Bizim canımız ve bir parçamız olan Doğu Türkistan´da neler oluyor?
Komünist Çin devleti, sistematik zulüm, etnik soykırım ve asimilasyon uygulayarak şimdiye kadar 60 milyon Müslümanı öldürdü. Hala da devam ediyor.
Sokaklar ceset dolu ve oruç tutanlar hunharca katlediliyor hatta oruç tutmalarına da gerek yok. Müslüman Türk olmaları yeterli derileri yüzülerek katledilmeleri için.
Çin´in, Doğu Türkistan´daki halka uyguladığı zulmün en önemli nedeni halkın Müslüman olması. Çünkü komünist Çin, bölge üzerindeki hakimiyet ve sultasını kuvvetlendirmeye karşı en büyük engel olarak halkın İslami kimliğini görmekte.
Halkı dininden vazgeçirmek için her türlü yıldırma ve baskı yöntemini kullanan Çin şovenizmi devam ediyor ve 25 milyon Doğu Türkistanlı Müslüman, halen Çin baskısı altında. Öyle normal yollarla da öldürülmüyorlar, çocuk yaşlı kadın demeden Çin işkencesiyle derileri yüzülerek, canlı canlı kesilerek, tırnakları çekilerek yavaş yavaş öldürüyorlar. Ve sadece nüfusları artmasın diye Müslüman Türk oldukları için vahşice katlediyorlar.
Doğu Türkistan vatandaşları inançlarını yaşayamamakta, hukuksal hakları yok sayılmakta ve bunların en ağırı ise yaşama hakları ellerinden alınmakta. Kadın, yaşlı, çocuk, bebek demeden soykırımını gizli gizli yapıyor ve bu işkencelere, cinayetlere tanıklık edip sosyal medya ile dünyaya duyurmaya çalışan Türk vatandaşları idam ile cezalandırılıyor. Türklerin çocuk doğurması yasak, hamile olan Türk kadınlarının bebekleri kürtaj ile alınıp ölmeleri sağlanıyor, hali hazırda doğmuş olanlar ise Çin devleti tarafından zorla alınıp asimile ediliyor. Doğu Türkistan halkına akıl almaz zulüm ve işkenceleri reva gören Çin, uygulamaya koyduğu nüfus planlaması projesiyle 10 milyon çocuğu anne karnında katletti. Anne karnındaki 7-8 aylık çocukları dahi gözünü kırpmadan kürtaj yaparak katleden Çinliler, mahalle aralarında parayla tuttukları Çinliler´in ihbarlarını gece gündüz takip ederek evlere baskın düzenliyor. Çocuklar da dahil tüm Türkler Çin işkencesine maruz kalıyor. Korkularından evlerinden çıkamayan Türklerin ise evden çıkarılması için elektrik ve suyu kesiliyor, kapıdan çıkanlar Çinliler tarafından ölümüne dövülüyor.

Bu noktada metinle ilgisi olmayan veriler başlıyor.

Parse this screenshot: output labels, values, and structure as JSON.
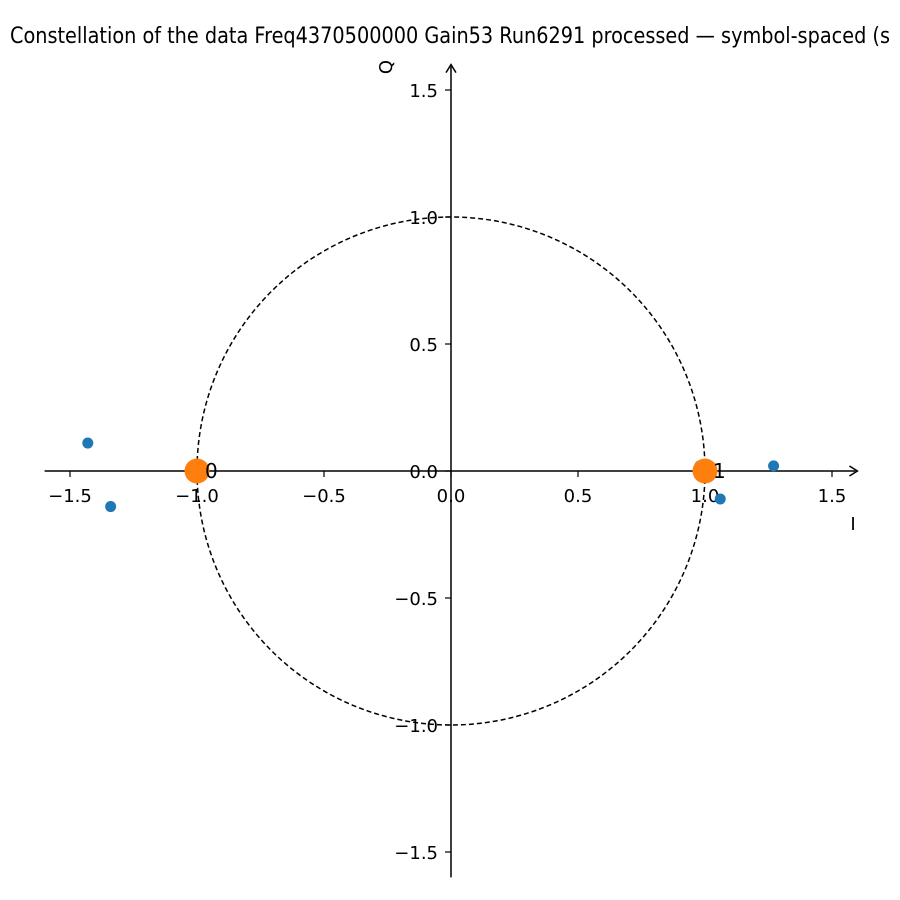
{
  "chart_data": {
    "type": "scatter",
    "title": "Constellation of the data Freq4370500000 Gain53 Run6291 processed — symbol-spaced (s",
    "xlabel": "I",
    "ylabel": "Q",
    "xlim": [
      -1.6,
      1.6
    ],
    "ylim": [
      -1.6,
      1.6
    ],
    "xticks": [
      -1.5,
      -1.0,
      -0.5,
      0.0,
      0.5,
      1.0,
      1.5
    ],
    "yticks": [
      -1.5,
      -1.0,
      -0.5,
      0.0,
      0.5,
      1.0,
      1.5
    ],
    "xtick_labels": [
      "−1.5",
      "−1.0",
      "−0.5",
      "0.0",
      "0.5",
      "1.0",
      "1.5"
    ],
    "ytick_labels": [
      "−1.5",
      "−1.0",
      "−0.5",
      "0.0",
      "0.5",
      "1.0",
      "1.5"
    ],
    "grid": false,
    "unit_circle": true,
    "series": [
      {
        "color": "#1f77b4",
        "points": [
          {
            "x": -1.43,
            "y": 0.11
          },
          {
            "x": -1.34,
            "y": -0.14
          },
          {
            "x": 0.98,
            "y": 0.02
          },
          {
            "x": 1.06,
            "y": -0.11
          },
          {
            "x": 1.27,
            "y": 0.02
          }
        ]
      },
      {
        "color": "#ff7f0e",
        "points": [
          {
            "x": -1.0,
            "y": 0.0,
            "label": "0"
          },
          {
            "x": 1.0,
            "y": 0.0,
            "label": "1"
          }
        ]
      }
    ]
  }
}
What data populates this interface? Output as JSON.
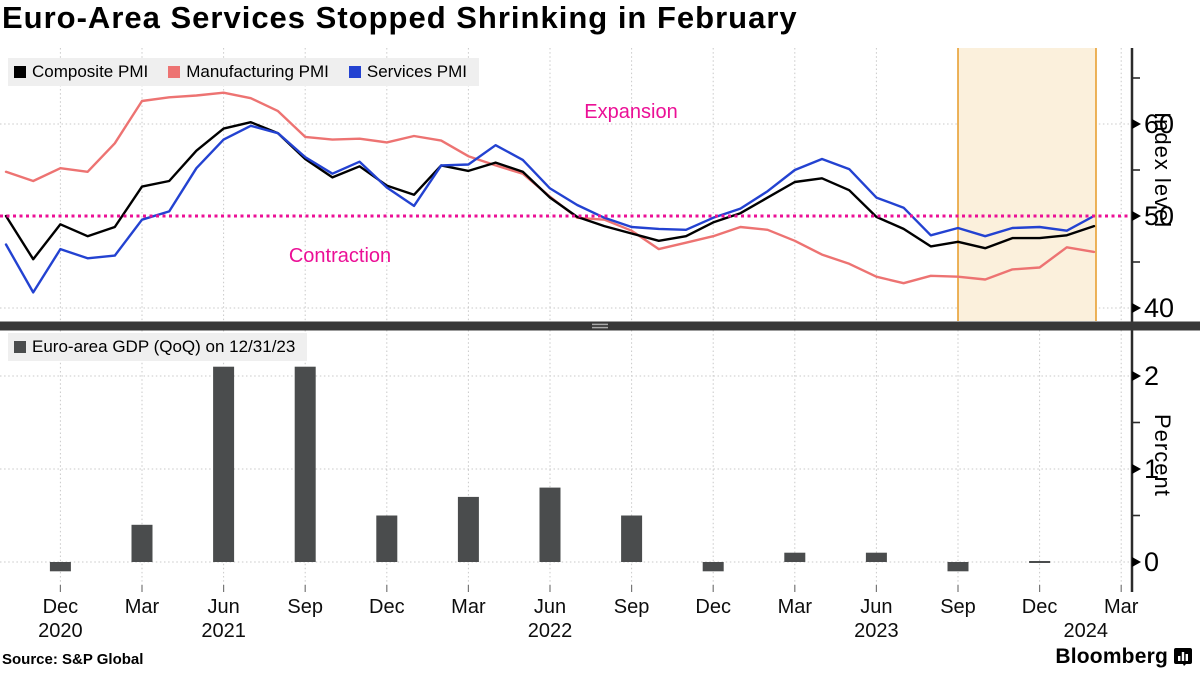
{
  "title": "Euro-Area Services Stopped Shrinking in February",
  "annotations": {
    "expansion": "Expansion",
    "contraction": "Contraction"
  },
  "footer": {
    "source": "Source: S&P Global",
    "brand": "Bloomberg"
  },
  "colors": {
    "composite": "#000000",
    "manufacturing": "#ed7372",
    "services": "#2342d1",
    "reference": "#eb1096",
    "band_fill": "#fbf0dc",
    "band_edge": "#e8a033",
    "bars": "#4a4c4d",
    "grid": "#c9c9c9",
    "axis": "#2b2b2b",
    "divider": "#383838",
    "legend_bg": "#efefef"
  },
  "legends": {
    "pmi": [
      {
        "label": "Composite PMI",
        "color": "#000000"
      },
      {
        "label": "Manufacturing PMI",
        "color": "#ed7372"
      },
      {
        "label": "Services PMI",
        "color": "#2342d1"
      }
    ],
    "gdp": [
      {
        "label": "Euro-area GDP (QoQ) on 12/31/23",
        "color": "#4a4c4d"
      }
    ]
  },
  "xaxis": {
    "tick_labels": [
      "Dec",
      "Mar",
      "Jun",
      "Sep",
      "Dec",
      "Mar",
      "Jun",
      "Sep",
      "Dec",
      "Mar",
      "Jun",
      "Sep",
      "Dec",
      "Mar"
    ],
    "year_labels": [
      {
        "text": "2020",
        "month_index": 2
      },
      {
        "text": "2021",
        "month_index": 8
      },
      {
        "text": "2022",
        "month_index": 20
      },
      {
        "text": "2023",
        "month_index": 32
      },
      {
        "text": "2024",
        "month_index": 39.7
      }
    ]
  },
  "chart_data": [
    {
      "type": "line",
      "panel": "top",
      "x_monthly_start": "2020-10",
      "x_monthly_end": "2024-02",
      "ylabel": "Index level",
      "ylim": [
        38.5,
        68.5
      ],
      "yticks": [
        40,
        50,
        60
      ],
      "yticks_minor": [
        45,
        55,
        65
      ],
      "reference_line": {
        "value": 50,
        "style": "dotted",
        "color": "#eb1096"
      },
      "highlight_span": {
        "from": "2023-09",
        "to": "2024-02"
      },
      "annotations": [
        "Expansion",
        "Contraction"
      ],
      "legend_position": "top-left",
      "grid": true,
      "series": [
        {
          "name": "Composite PMI",
          "color": "#000000",
          "values": [
            50.0,
            45.3,
            49.1,
            47.8,
            48.8,
            53.2,
            53.8,
            57.1,
            59.5,
            60.2,
            59.0,
            56.2,
            54.2,
            55.4,
            53.3,
            52.3,
            55.5,
            54.9,
            55.8,
            54.8,
            52.0,
            49.9,
            48.9,
            48.1,
            47.3,
            47.8,
            49.3,
            50.3,
            52.0,
            53.7,
            54.1,
            52.8,
            49.9,
            48.6,
            46.7,
            47.2,
            46.5,
            47.6,
            47.6,
            47.9,
            48.9
          ]
        },
        {
          "name": "Manufacturing PMI",
          "color": "#ed7372",
          "values": [
            54.8,
            53.8,
            55.2,
            54.8,
            57.9,
            62.5,
            62.9,
            63.1,
            63.4,
            62.8,
            61.4,
            58.6,
            58.3,
            58.4,
            58.0,
            58.7,
            58.2,
            56.5,
            55.5,
            54.6,
            52.1,
            49.8,
            49.6,
            48.4,
            46.4,
            47.1,
            47.8,
            48.8,
            48.5,
            47.3,
            45.8,
            44.8,
            43.4,
            42.7,
            43.5,
            43.4,
            43.1,
            44.2,
            44.4,
            46.6,
            46.1
          ]
        },
        {
          "name": "Services PMI",
          "color": "#2342d1",
          "values": [
            46.9,
            41.7,
            46.4,
            45.4,
            45.7,
            49.6,
            50.5,
            55.2,
            58.3,
            59.8,
            59.0,
            56.4,
            54.6,
            55.9,
            53.1,
            51.1,
            55.5,
            55.6,
            57.7,
            56.1,
            53.0,
            51.2,
            49.8,
            48.8,
            48.6,
            48.5,
            49.8,
            50.8,
            52.7,
            55.0,
            56.2,
            55.1,
            52.0,
            50.9,
            47.9,
            48.7,
            47.8,
            48.7,
            48.8,
            48.4,
            50.0
          ]
        }
      ]
    },
    {
      "type": "bar",
      "panel": "bottom",
      "ylabel": "Percent",
      "ylim": [
        -0.3,
        2.5
      ],
      "yticks": [
        0,
        1,
        2
      ],
      "yticks_minor": [
        0.5,
        1.5
      ],
      "grid": true,
      "categories": [
        "2020-12",
        "2021-03",
        "2021-06",
        "2021-09",
        "2021-12",
        "2022-03",
        "2022-06",
        "2022-09",
        "2022-12",
        "2023-03",
        "2023-06",
        "2023-09",
        "2023-12"
      ],
      "values": [
        -0.1,
        0.4,
        2.1,
        2.1,
        0.5,
        0.7,
        0.8,
        0.5,
        -0.1,
        0.1,
        0.1,
        -0.1,
        0.0
      ]
    }
  ]
}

Çin´ de Türkçe konuşmak yasak. Çinli çeteler Türk mahallelerinde Türk kızlarında sarkıntılık ediyor, çıkan olaylara Çin polisi müdahele etmiyor, ettiğinde de sadece Türk gençleri tutukluyorlar. Doğu Türkistanlı genç kızlar, istihdam bahanesiyle zorunlu göçe tabi tutularak, ailelerinden adeta sökülüp alınıyor. Son alarak Çin´in iç bölgelerine götürülen 500 bin genç kız, kölelere dahi reva görülmeyecek ortamlarda, karın tokluğuna çalıştırılırken, pek çoğu da zorla ahlaksız ortamlarda insanların zevk ve sefalarına sunuluyor. Karşı çıkanlar, en ağır Çin işkencelerine maruz bırakılırken, pek çoğu bu işkencelerde hayatını kaybediyor.
‘´Oruç tutan 18 kişiyi katletmek” cümlesini aklıma sığdıramadığım gibi bunu yapanlara bir sıfat dahi bulamıyorum.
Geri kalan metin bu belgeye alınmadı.